Clinical trial identification
NCT04068519.
Editorial acknowledgement
Writing and editorial assistance was provided by Stephan Lindsey, and Elizabeth Hermans, PhD (OPEN Health Medical Communications, Chicago. IL), and funded by the study sponsor.

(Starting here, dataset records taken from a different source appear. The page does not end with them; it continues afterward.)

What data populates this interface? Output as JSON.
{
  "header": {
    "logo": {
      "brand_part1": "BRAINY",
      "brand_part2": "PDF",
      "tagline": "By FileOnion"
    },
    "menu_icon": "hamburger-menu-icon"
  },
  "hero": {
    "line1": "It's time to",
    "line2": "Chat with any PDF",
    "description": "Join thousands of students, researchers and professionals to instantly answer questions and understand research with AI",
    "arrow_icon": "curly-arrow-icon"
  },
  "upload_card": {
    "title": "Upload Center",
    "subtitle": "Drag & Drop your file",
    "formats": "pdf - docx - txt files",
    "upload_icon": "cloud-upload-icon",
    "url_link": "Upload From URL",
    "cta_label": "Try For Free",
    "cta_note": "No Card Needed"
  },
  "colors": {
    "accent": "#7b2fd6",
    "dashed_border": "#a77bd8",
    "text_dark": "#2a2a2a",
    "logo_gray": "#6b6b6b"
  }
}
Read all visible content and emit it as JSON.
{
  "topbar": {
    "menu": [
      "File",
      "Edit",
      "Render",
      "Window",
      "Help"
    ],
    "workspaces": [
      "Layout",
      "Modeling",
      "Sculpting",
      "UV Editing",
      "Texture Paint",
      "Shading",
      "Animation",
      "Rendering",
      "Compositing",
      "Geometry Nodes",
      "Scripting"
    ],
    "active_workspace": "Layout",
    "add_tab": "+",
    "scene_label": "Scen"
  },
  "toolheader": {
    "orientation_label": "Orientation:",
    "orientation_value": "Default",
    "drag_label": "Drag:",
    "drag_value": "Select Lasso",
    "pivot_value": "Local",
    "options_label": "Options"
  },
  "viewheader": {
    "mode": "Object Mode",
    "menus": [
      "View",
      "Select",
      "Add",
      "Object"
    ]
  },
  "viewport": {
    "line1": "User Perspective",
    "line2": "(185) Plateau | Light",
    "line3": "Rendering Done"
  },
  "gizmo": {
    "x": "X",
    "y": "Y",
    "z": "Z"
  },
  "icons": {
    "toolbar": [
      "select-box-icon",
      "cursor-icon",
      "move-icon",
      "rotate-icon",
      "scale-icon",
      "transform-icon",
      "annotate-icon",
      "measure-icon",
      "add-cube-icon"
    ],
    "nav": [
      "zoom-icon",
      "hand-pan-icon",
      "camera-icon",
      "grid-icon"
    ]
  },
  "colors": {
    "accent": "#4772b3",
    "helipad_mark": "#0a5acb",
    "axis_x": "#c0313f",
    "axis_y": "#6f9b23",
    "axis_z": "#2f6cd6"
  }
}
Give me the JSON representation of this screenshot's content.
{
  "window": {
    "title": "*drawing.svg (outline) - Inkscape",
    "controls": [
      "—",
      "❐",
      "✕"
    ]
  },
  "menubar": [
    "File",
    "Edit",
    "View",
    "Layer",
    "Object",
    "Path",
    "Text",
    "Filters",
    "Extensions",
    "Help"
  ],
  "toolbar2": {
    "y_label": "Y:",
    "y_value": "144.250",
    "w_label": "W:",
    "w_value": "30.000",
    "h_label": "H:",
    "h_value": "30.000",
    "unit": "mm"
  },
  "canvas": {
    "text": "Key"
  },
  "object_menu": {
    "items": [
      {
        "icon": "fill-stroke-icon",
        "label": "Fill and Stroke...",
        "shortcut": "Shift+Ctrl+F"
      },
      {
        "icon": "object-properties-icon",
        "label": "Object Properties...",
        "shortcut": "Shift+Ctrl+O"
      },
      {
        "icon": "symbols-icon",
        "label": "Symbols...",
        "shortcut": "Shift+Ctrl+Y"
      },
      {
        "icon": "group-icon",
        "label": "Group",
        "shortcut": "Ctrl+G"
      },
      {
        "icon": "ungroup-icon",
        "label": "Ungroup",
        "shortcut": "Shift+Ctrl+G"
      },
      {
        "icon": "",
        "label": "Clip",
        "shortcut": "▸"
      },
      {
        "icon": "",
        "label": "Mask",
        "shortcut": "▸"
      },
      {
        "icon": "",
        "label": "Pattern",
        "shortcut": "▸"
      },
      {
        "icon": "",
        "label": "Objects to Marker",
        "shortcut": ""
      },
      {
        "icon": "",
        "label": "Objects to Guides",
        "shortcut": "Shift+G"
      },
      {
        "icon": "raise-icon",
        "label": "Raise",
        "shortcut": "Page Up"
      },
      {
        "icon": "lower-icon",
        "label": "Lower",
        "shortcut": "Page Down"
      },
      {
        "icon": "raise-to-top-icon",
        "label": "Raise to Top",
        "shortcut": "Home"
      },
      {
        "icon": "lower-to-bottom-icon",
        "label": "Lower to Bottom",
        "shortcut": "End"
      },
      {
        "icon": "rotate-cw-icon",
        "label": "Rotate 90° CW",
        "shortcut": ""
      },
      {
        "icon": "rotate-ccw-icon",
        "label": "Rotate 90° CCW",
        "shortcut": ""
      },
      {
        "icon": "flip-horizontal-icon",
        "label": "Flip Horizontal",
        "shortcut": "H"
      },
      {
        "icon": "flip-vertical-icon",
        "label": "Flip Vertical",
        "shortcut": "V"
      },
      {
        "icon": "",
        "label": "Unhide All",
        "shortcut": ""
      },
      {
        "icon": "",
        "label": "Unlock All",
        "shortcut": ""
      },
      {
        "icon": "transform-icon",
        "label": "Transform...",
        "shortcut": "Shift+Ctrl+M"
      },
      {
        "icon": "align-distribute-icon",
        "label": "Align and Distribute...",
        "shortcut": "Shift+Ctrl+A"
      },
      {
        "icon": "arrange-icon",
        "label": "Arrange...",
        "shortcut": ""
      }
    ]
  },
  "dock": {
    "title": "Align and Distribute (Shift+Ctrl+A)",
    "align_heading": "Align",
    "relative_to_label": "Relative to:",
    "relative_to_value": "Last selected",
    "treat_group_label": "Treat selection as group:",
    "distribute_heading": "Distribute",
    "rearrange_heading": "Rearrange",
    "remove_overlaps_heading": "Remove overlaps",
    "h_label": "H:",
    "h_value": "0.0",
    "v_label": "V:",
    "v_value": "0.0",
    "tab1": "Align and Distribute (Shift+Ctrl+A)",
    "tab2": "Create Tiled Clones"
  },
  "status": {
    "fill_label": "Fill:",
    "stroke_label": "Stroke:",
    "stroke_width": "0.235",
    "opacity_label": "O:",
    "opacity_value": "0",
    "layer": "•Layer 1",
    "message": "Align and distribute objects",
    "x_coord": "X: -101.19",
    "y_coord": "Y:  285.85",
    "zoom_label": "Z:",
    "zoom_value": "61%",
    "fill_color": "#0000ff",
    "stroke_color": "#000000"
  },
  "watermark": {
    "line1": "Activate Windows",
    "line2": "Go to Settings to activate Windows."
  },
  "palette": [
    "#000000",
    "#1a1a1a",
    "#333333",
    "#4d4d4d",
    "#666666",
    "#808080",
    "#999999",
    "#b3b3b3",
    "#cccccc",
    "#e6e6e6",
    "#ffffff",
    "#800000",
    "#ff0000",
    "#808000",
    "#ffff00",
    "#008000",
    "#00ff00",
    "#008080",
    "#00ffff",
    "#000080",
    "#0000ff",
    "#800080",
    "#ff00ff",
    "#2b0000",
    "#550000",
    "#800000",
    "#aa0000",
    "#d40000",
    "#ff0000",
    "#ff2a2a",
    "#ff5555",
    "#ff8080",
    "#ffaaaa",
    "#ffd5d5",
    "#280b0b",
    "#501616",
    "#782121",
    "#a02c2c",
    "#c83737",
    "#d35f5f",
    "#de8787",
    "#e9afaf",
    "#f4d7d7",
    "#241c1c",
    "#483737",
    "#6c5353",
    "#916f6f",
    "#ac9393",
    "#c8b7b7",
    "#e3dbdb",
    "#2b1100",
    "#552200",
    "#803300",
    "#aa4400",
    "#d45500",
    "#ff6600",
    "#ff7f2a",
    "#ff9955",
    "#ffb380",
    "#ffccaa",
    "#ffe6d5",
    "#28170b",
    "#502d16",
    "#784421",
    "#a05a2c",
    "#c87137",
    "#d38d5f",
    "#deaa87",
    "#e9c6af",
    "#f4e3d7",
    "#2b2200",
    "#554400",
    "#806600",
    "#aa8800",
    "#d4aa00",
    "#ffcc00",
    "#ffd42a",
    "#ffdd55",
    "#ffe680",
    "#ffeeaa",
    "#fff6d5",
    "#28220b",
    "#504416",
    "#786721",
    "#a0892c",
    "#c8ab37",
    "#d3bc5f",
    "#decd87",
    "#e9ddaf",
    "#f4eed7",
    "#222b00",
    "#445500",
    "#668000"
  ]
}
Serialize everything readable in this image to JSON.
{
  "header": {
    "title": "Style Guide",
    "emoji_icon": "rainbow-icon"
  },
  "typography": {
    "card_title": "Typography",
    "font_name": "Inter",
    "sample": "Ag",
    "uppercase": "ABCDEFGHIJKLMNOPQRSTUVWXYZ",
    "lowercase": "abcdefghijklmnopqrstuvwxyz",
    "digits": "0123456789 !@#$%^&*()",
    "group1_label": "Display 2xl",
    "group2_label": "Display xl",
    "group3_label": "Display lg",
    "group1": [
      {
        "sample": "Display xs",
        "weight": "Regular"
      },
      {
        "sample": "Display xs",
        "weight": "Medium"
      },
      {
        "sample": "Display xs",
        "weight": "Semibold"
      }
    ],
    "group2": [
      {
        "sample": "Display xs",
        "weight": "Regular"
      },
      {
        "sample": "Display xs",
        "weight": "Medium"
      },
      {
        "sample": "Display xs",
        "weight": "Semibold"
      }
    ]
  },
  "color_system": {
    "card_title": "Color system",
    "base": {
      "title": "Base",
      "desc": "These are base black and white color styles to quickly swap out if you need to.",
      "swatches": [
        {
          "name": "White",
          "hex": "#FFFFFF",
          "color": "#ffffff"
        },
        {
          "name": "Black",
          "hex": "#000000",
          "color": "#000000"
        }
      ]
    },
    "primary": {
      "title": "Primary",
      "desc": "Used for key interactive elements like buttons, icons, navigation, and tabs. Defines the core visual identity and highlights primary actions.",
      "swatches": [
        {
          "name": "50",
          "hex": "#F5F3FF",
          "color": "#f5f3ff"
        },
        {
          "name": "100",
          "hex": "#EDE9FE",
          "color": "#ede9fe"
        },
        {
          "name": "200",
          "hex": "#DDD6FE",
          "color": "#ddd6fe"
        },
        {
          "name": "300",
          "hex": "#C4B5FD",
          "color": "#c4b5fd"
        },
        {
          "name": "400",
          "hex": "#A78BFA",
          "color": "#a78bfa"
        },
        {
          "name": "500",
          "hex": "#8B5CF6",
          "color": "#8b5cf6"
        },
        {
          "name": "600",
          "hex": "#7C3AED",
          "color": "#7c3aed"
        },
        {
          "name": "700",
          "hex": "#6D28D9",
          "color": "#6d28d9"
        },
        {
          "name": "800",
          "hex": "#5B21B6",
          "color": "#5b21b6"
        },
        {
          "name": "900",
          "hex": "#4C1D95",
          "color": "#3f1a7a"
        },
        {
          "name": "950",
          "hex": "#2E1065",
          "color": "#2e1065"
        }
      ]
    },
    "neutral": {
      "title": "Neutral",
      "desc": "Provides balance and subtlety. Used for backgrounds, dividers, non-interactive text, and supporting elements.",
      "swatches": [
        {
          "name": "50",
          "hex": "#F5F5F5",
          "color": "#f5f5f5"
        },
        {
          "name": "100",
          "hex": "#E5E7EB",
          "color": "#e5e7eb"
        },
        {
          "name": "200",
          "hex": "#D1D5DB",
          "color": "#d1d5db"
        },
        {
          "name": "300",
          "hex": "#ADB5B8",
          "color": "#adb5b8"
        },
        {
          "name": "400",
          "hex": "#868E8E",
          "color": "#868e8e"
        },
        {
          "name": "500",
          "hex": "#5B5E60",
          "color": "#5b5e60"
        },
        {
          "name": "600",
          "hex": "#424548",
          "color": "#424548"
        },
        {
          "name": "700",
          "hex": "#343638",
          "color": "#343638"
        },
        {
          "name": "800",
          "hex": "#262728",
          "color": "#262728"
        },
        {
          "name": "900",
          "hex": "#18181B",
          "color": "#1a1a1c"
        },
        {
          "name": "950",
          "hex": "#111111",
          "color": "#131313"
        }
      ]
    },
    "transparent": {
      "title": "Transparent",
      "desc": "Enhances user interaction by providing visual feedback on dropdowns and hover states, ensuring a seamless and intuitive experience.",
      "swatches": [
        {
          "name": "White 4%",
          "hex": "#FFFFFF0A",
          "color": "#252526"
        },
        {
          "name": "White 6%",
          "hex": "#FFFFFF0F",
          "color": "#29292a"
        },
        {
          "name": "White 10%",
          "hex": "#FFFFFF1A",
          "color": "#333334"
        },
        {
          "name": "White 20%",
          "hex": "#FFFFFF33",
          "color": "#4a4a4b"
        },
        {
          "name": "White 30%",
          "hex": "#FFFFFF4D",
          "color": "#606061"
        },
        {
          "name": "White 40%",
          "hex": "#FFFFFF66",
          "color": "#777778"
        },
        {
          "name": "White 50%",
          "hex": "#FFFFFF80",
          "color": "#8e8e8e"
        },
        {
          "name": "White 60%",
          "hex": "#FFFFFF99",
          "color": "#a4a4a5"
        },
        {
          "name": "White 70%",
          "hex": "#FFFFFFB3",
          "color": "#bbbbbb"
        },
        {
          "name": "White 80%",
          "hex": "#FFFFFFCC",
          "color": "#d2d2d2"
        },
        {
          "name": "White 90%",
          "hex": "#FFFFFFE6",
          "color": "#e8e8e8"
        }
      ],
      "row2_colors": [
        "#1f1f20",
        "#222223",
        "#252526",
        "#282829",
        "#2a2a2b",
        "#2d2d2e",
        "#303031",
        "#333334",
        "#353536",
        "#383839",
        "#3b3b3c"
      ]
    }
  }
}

Legal entity responsible for the study
This study was sponsored by BeiGene, Ltd.
Funding
BeiGene, Ltd.
Disclosure
L. Shen: Full/Part-time employment: BeiGene, Ltd.. Y-L. Wu: Honoraria (self), Advisory/Consultancy: AstraZeneca; Honoraria (self), Advisory/Consultancy, Research grant/Funding (institution): Boehringer Ingelheim; Honoraria (self): Lilly; Honoraria (self): Pfizer; Honoraria (self), Advisory/Consultancy, Research grant/Funding (institution): Roche; Honoraria (self): Sanofi; Advisory/Consultancy: Merck. Q. Zhou: Honoraria (self): AstraZeneca; Honoraria (self): Roche. Y. Gao: Full/Part-time employment: BeiGene, Ltd.. S. Yang: Full/Part-time employment: BeiGene, Ltd.. Y. Li: Full/Part-time employment: BeiGene, Ltd.. J. Zhang: Full/Part-time employment: BeiGene, Ltd.. J. Guo: Advisory/Consultancy: MSD; Advisory/Consultancy: Roche; Advisory/Consultancy: Pfizer; Advisory/Consultancy: Bayer; Advisory/Consultancy: Novartis; Advisory/Consultancy: Simcere; Advisory/Consultancy: Shanghai Junshi Biosciences; Advisory/Consultancy: Oriengene; Advisory/Consultancy: Betta Pharmaceuticals Co.,Ltd.. All other authors have declared no conflicts of interest.